Understanding Hospice: The Many Benefits

Aug10

by Annette Miller, Area Director of Operations, Gentiva Hospice 

“I would not have made it without hospice.”

“You are just an angel.”

Often heard, these words mean so much because they typically come from a Hospice patient or family member.

When a patient or family first hears about hospice and life-limiting illness, it is always a difficult time. In these challenging moments, it’s important to know that there is an option that can help a loved one get the most out of life and live as fully and as comfortably as possible.

While many have heard the term “hospice,” they often are not fully aware of the meaning or services offered. The American Heritage Stedman’s Medical Dictionary defines hospice as “a program or facility that provides palliative care and attends to the emotional, spiritual, social, and financial needs of terminally ill patients.” Palliative care is care that provides comfort measures when a specific cure is unavailable for a person’s disease.

The bottom line: Hospice’s main focus is to help a patient live out his or her last days with dignity and respect.

Hospice provides hospice care in the home, nursing home, and assisted living facility – in other words, wherever the patient calls home. This is important because providing care in the setting most familiar to the patient is usually the most comforting. But hospice care actually centers on the entire family. The team of medical directors, skilled nurses, social workers, spiritual care coordinators, hospice aides, and specially trained volunteers focuses on individual care while offering the family all the support they need, including bereavement care following the loss of their loved one. With this holistic approach, hospice care meets a range of physical, emotional, mental, and spiritual needs.

A person is eligible for hospice care when their life expectancy is six months or less, when they are no longer seeking aggressive treatment, and when their personal physician believes that hospice is the appropriate type of care.

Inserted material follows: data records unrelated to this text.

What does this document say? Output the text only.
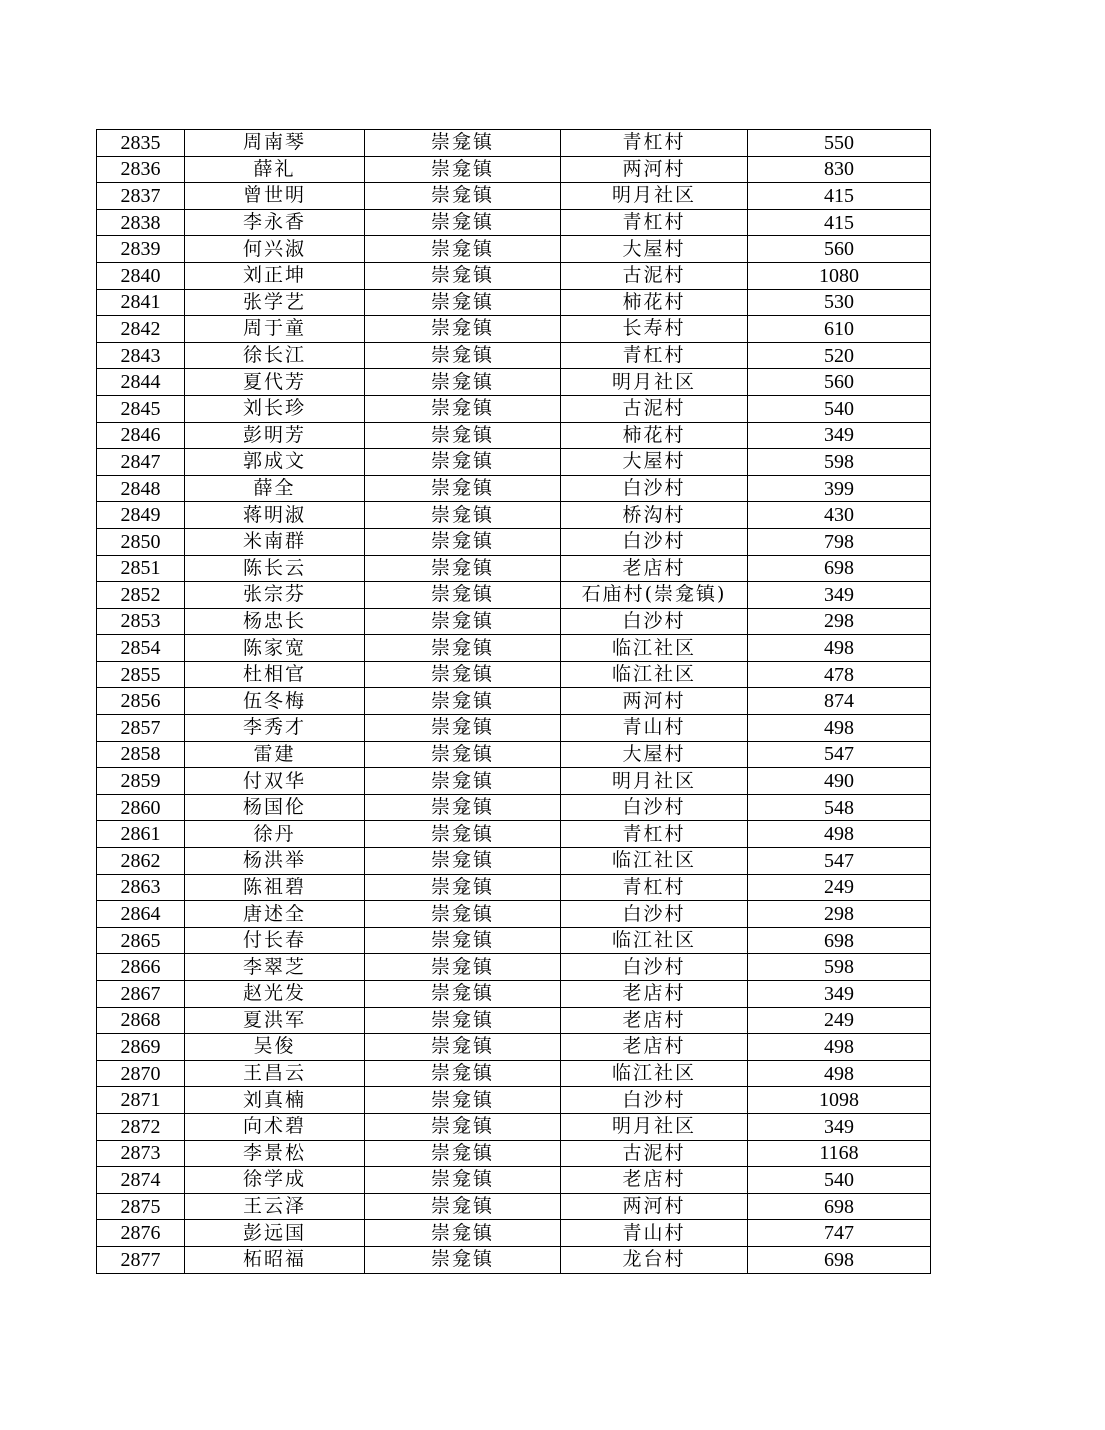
2835	周南琴	崇龛镇	青杠村	550
2836	薛礼	崇龛镇	两河村	830
2837	曾世明	崇龛镇	明月社区	415
2838	李永香	崇龛镇	青杠村	415
2839	何兴淑	崇龛镇	大屋村	560
2840	刘正坤	崇龛镇	古泥村	1080
2841	张学艺	崇龛镇	柿花村	530
2842	周于童	崇龛镇	长寿村	610
2843	徐长江	崇龛镇	青杠村	520
2844	夏代芳	崇龛镇	明月社区	560
2845	刘长珍	崇龛镇	古泥村	540
2846	彭明芳	崇龛镇	柿花村	349
2847	郭成文	崇龛镇	大屋村	598
2848	薛全	崇龛镇	白沙村	399
2849	蒋明淑	崇龛镇	桥沟村	430
2850	米南群	崇龛镇	白沙村	798
2851	陈长云	崇龛镇	老店村	698
2852	张宗芬	崇龛镇	石庙村(崇龛镇)	349
2853	杨忠长	崇龛镇	白沙村	298
2854	陈家宽	崇龛镇	临江社区	498
2855	杜相官	崇龛镇	临江社区	478
2856	伍冬梅	崇龛镇	两河村	874
2857	李秀才	崇龛镇	青山村	498
2858	雷建	崇龛镇	大屋村	547
2859	付双华	崇龛镇	明月社区	490
2860	杨国伦	崇龛镇	白沙村	548
2861	徐丹	崇龛镇	青杠村	498
2862	杨洪举	崇龛镇	临江社区	547
2863	陈祖碧	崇龛镇	青杠村	249
2864	唐述全	崇龛镇	白沙村	298
2865	付长春	崇龛镇	临江社区	698
2866	李翠芝	崇龛镇	白沙村	598
2867	赵光发	崇龛镇	老店村	349
2868	夏洪军	崇龛镇	老店村	249
2869	吴俊	崇龛镇	老店村	498
2870	王昌云	崇龛镇	临江社区	498
2871	刘真楠	崇龛镇	白沙村	1098
2872	向术碧	崇龛镇	明月社区	349
2873	李景松	崇龛镇	古泥村	1168
2874	徐学成	崇龛镇	老店村	540
2875	王云泽	崇龛镇	两河村	698
2876	彭远国	崇龛镇	青山村	747
2877	柘昭福	崇龛镇	龙台村	698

While a patient with any end-stage disease may be eligible for hospice care, the most common diagnoses seen are cancer, heart and lung disease, stroke, and end-stage Alzheimer’s. Getting into a hospice program early can improve the quality of the days ahead for everyone, giving them time to prepare mentally, physically and spiritually.

Anyone can make a referral to hospice, and once the referral is received, an RN visits the patient and family to assess the patient and thoroughly explain the services that are available based on that patient’s and family’s needs and wishes. Most hospice services are covered by Medicare, Medicaid, and many private insurance and managed care plans. Military personnel and their dependents can receive hospice care through TRICARE. But services are available regardless of ability to pay. The benefit typically covers all home medical equipment, supplies and medications related to the hospice diagnosis.